A América do Sul está vivendo uma fase de distanciamento entre os governos e desintegração energética diante das políticas desencontradas de vários países e do fracasso da nacionalização na Bolívia. O alerta é a da Agência Internacional de Energia (AIE), que publicou ontem relatório sobre o tema, em Paris. Segundo o documento, os paradoxos são tantos na região que projetos de gasodutos estão sendo abandonados, apesar dos recursos abundantes.
Para a agência, a falta de gás na América do Sul transformou-se em problema "endêmico", e a demanda no Brasil mais que dobrará até 2012. O País, porém, poderá transformar-se em exportador de gás, dependendo do resultado da exploração das novas reservas de Tupi e Júpiter.
A AIE, entidade controlada pelos países ricos, aponta que a Bolívia está dependente hoje do Brasil e, por isso, tentando acertar um pacto com Brasília. Com a promessa de que a Petrobrás invista no País, daria preferência ao mercado brasileiro sobre o argentino no fornecimento de gás.
De acordo com o relatório, o crescimento da produção de gás na Bolívia está estagnado e dificilmente o país conseguirá atrair os investimentos necessários para cumprir os contratos assinados nos últimos anos com Argentina e Brasil. A agência estima que o país terá de investir US$ 3,5 bilhões até 2012 para entregar o gás prometido. Isso equivale aos investimento dos últimos 12 anos. Diante da confiança baixa dos investidores no país neste momento, a meta seria difícil de ser atingida.
O problema, para a AIE, é que a demanda de gás no Brasil cresce mais rápido que a produção nacional e deve dobrar até 2012, em comparação a 2006. Por isso, a estratégia é diversificar as fontes e incrementar a produção nacional. "Em 2007, 40% do fornecimento de gás vinha da Bolívia.

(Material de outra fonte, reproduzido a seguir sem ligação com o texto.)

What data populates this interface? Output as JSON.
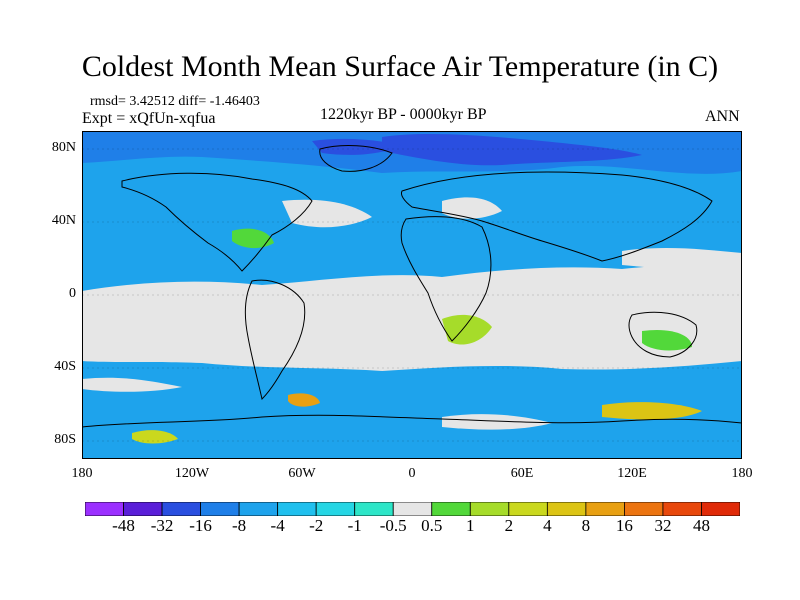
{
  "title": "Coldest Month Mean Surface Air Temperature (in C)",
  "stats": "rmsd= 3.42512  diff= -1.46403",
  "experiment": "Expt = xQfUn-xqfua",
  "period": "1220kyr BP - 0000kyr BP",
  "season": "ANN",
  "lat_labels": [
    "80N",
    "40N",
    "0",
    "40S",
    "80S"
  ],
  "lat_values": [
    80,
    40,
    0,
    -40,
    -80
  ],
  "lon_labels": [
    "180",
    "120W",
    "60W",
    "0",
    "60E",
    "120E",
    "180"
  ],
  "lon_values": [
    -180,
    -120,
    -60,
    0,
    60,
    120,
    180
  ],
  "colorbar": {
    "labels": [
      "-48",
      "-32",
      "-16",
      "-8",
      "-4",
      "-2",
      "-1",
      "-0.5",
      "0.5",
      "1",
      "2",
      "4",
      "8",
      "16",
      "32",
      "48"
    ],
    "colors": [
      "#9b30ff",
      "#5a1ed8",
      "#2a4fe0",
      "#1f7fe8",
      "#1ea3ec",
      "#20c0ee",
      "#25d6e4",
      "#2de6c8",
      "#e6e6e6",
      "#52d83a",
      "#a6dc2a",
      "#cad81e",
      "#dcc414",
      "#e8a012",
      "#ec7410",
      "#e8480c",
      "#e02a08"
    ]
  }
}
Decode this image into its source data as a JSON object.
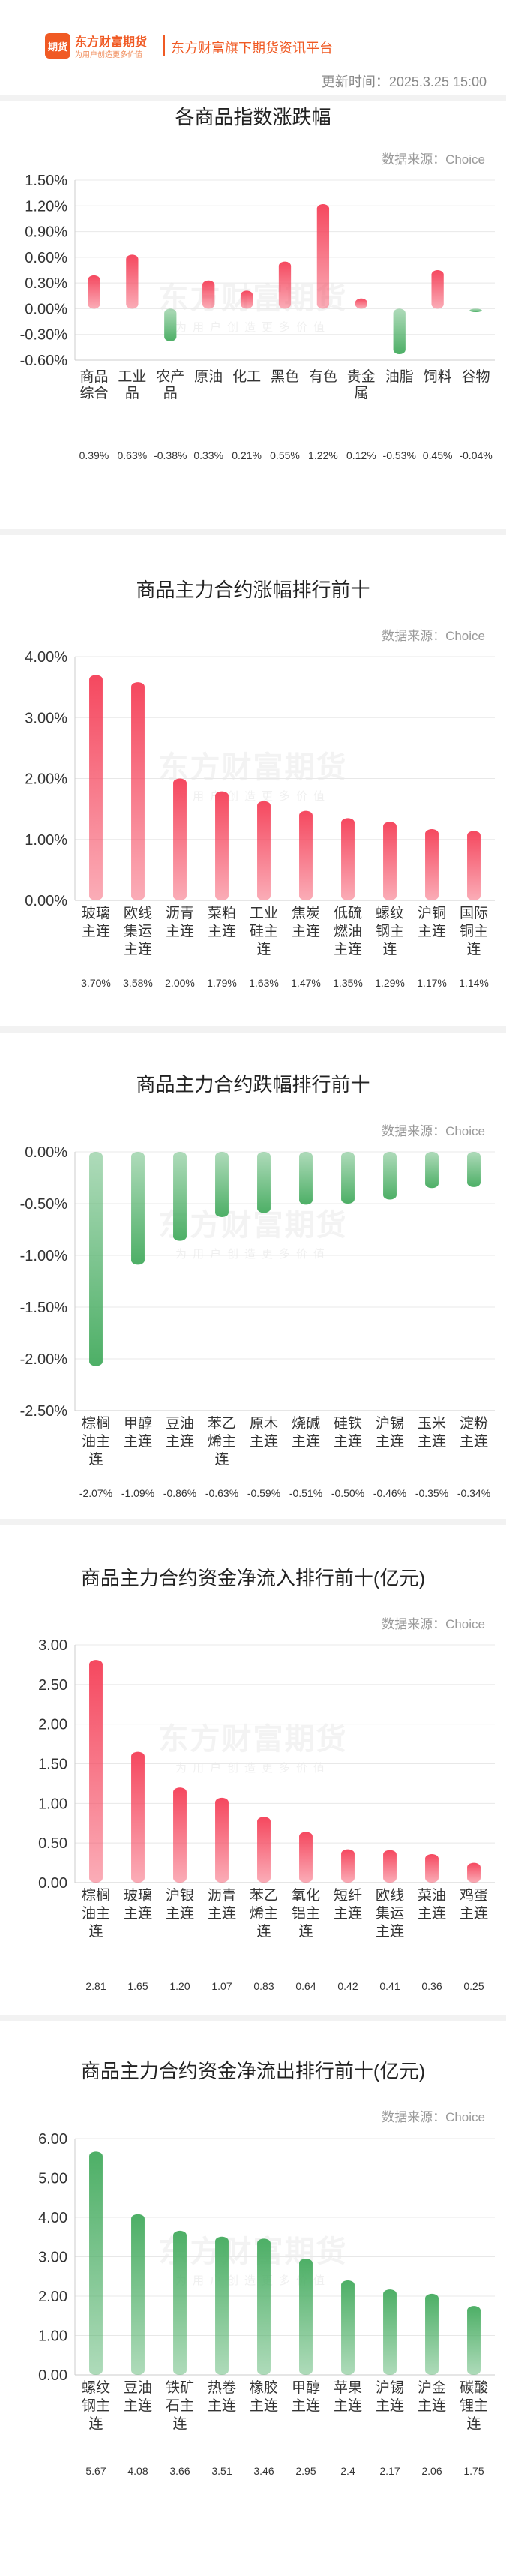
{
  "header": {
    "logo_badge": "期货",
    "logo_name": "东方财富期货",
    "logo_slogan": "为用户创造更多价值",
    "brand_title": "东方财富旗下期货资讯平台",
    "update_time": "更新时间：2025.3.25 15:00"
  },
  "watermark": {
    "main": "东方财富期货",
    "sub": "为用户创造更多价值"
  },
  "colors": {
    "positive": "#f5485f",
    "negative": "#4daf66",
    "brand": "#f05a24"
  },
  "charts": [
    {
      "title": "各商品指数涨跌幅",
      "source": "数据来源：Choice"
    },
    {
      "title": "商品主力合约涨幅排行前十",
      "source": "数据来源：Choice"
    },
    {
      "title": "商品主力合约跌幅排行前十",
      "source": "数据来源：Choice"
    },
    {
      "title": "商品主力合约资金净流入排行前十(亿元)",
      "source": "数据来源：Choice"
    },
    {
      "title": "商品主力合约资金净流出排行前十(亿元)",
      "source": "数据来源：Choice"
    }
  ],
  "chart_data": [
    {
      "type": "bar",
      "title": "各商品指数涨跌幅",
      "categories": [
        "商品综合",
        "工业品",
        "农产品",
        "原油",
        "化工",
        "黑色",
        "有色",
        "贵金属",
        "油脂",
        "饲料",
        "谷物"
      ],
      "values": [
        0.39,
        0.63,
        -0.38,
        0.33,
        0.21,
        0.55,
        1.22,
        0.12,
        -0.53,
        0.45,
        -0.04
      ],
      "value_labels": [
        "0.39%",
        "0.63%",
        "-0.38%",
        "0.33%",
        "0.21%",
        "0.55%",
        "1.22%",
        "0.12%",
        "-0.53%",
        "0.45%",
        "-0.04%"
      ],
      "yticks": [
        "1.50%",
        "1.20%",
        "0.90%",
        "0.60%",
        "0.30%",
        "0.00%",
        "-0.30%",
        "-0.60%"
      ],
      "ylim": [
        -0.6,
        1.5
      ],
      "unit": "%"
    },
    {
      "type": "bar",
      "title": "商品主力合约涨幅排行前十",
      "categories": [
        "玻璃主连",
        "欧线集运主连",
        "沥青主连",
        "菜粕主连",
        "工业硅主连",
        "焦炭主连",
        "低硫燃油主连",
        "螺纹钢主连",
        "沪铜主连",
        "国际铜主连"
      ],
      "values": [
        3.7,
        3.58,
        2.0,
        1.79,
        1.63,
        1.47,
        1.35,
        1.29,
        1.17,
        1.14
      ],
      "value_labels": [
        "3.70%",
        "3.58%",
        "2.00%",
        "1.79%",
        "1.63%",
        "1.47%",
        "1.35%",
        "1.29%",
        "1.17%",
        "1.14%"
      ],
      "yticks": [
        "4.00%",
        "3.00%",
        "2.00%",
        "1.00%",
        "0.00%"
      ],
      "ylim": [
        0,
        4
      ],
      "unit": "%"
    },
    {
      "type": "bar",
      "title": "商品主力合约跌幅排行前十",
      "categories": [
        "棕榈油主连",
        "甲醇主连",
        "豆油主连",
        "苯乙烯主连",
        "原木主连",
        "烧碱主连",
        "硅铁主连",
        "沪锡主连",
        "玉米主连",
        "淀粉主连"
      ],
      "values": [
        -2.07,
        -1.09,
        -0.86,
        -0.63,
        -0.59,
        -0.51,
        -0.5,
        -0.46,
        -0.35,
        -0.34
      ],
      "value_labels": [
        "-2.07%",
        "-1.09%",
        "-0.86%",
        "-0.63%",
        "-0.59%",
        "-0.51%",
        "-0.50%",
        "-0.46%",
        "-0.35%",
        "-0.34%"
      ],
      "yticks": [
        "0.00%",
        "-0.50%",
        "-1.00%",
        "-1.50%",
        "-2.00%",
        "-2.50%"
      ],
      "ylim": [
        -2.5,
        0
      ],
      "unit": "%"
    },
    {
      "type": "bar",
      "title": "商品主力合约资金净流入排行前十(亿元)",
      "categories": [
        "棕榈油主连",
        "玻璃主连",
        "沪银主连",
        "沥青主连",
        "苯乙烯主连",
        "氧化铝主连",
        "短纤主连",
        "欧线集运主连",
        "菜油主连",
        "鸡蛋主连"
      ],
      "values": [
        2.81,
        1.65,
        1.2,
        1.07,
        0.83,
        0.64,
        0.42,
        0.41,
        0.36,
        0.25
      ],
      "value_labels": [
        "2.81",
        "1.65",
        "1.20",
        "1.07",
        "0.83",
        "0.64",
        "0.42",
        "0.41",
        "0.36",
        "0.25"
      ],
      "yticks": [
        "3.00",
        "2.50",
        "2.00",
        "1.50",
        "1.00",
        "0.50",
        "0.00"
      ],
      "ylim": [
        0,
        3
      ],
      "unit": "亿元"
    },
    {
      "type": "bar",
      "title": "商品主力合约资金净流出排行前十(亿元)",
      "categories": [
        "螺纹钢主连",
        "豆油主连",
        "铁矿石主连",
        "热卷主连",
        "橡胶主连",
        "甲醇主连",
        "苹果主连",
        "沪锡主连",
        "沪金主连",
        "碳酸锂主连"
      ],
      "values": [
        5.67,
        4.08,
        3.66,
        3.51,
        3.46,
        2.95,
        2.4,
        2.17,
        2.06,
        1.75
      ],
      "value_labels": [
        "5.67",
        "4.08",
        "3.66",
        "3.51",
        "3.46",
        "2.95",
        "2.4",
        "2.17",
        "2.06",
        "1.75"
      ],
      "yticks": [
        "6.00",
        "5.00",
        "4.00",
        "3.00",
        "2.00",
        "1.00",
        "0.00"
      ],
      "ylim": [
        0,
        6
      ],
      "unit": "亿元",
      "bar_sign": "negative"
    }
  ]
}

Mas com a instabilidade política no país e o processo de nacionalização, o Brasil freou seus esforços para incrementar a capacidade de importação do gasoduto."
A agência admite que as futuras importações de gás vão depender da velocidade d a Petrobrás em desenvolver as reservas de Tupi e Júpiter. Os campos poderiam ser usados para a produção de GNV no País.
CLIENTE PREFERENCIAL
No caso da relação entre Brasil e Bolívia, a AIE estima que os bolivianos darão prioridade ao mercado brasileiro sobre o argentino. "A Bolívia decidiu cortar o fornecimento de gás para a Argentina para garantir seu acordo com o Brasil. Em troca, a Bolívia espera que o Brasil cumpra seu plano de investimentos de US$ 1 bilhão nos próximos cinco anos para aumentar a produção de gás, que atualmente é baixa", explica a agência.
A AIE destaca a confusão em que se transformou o mercado sul-americano de gás. A região produz mais do que consome. Mas vários países começam a importar GNV de fora da região diante da instabilidade. "Os paradoxos são tais que, apesar de a região ter reservas substanciais de gás, o recente surto de nacionalizações de recursos (Bolívia e Venezuela) e políticas econômicas sem base (Argentina) fizeram com que os principais consumidores buscassem o fornecimento fora da região", diz o relatório.
"O resultado é que vários projetos de gasodutos foram abandonados, incluindo o grande gasoduto do Sul que teria de conectar a Venezuela ao Brasil, Argentina e Chile", disse. Outro projeto cancelado foi o do Peru ao Mercosul, a duplicação do Gasbol entre Bolívia e Brasil e outro entre Paraguai e Uruguai. Para completar, o Peru, único que desenvolve projeto de exportação de GNV, já avisou que destinará 75% da produção para o México.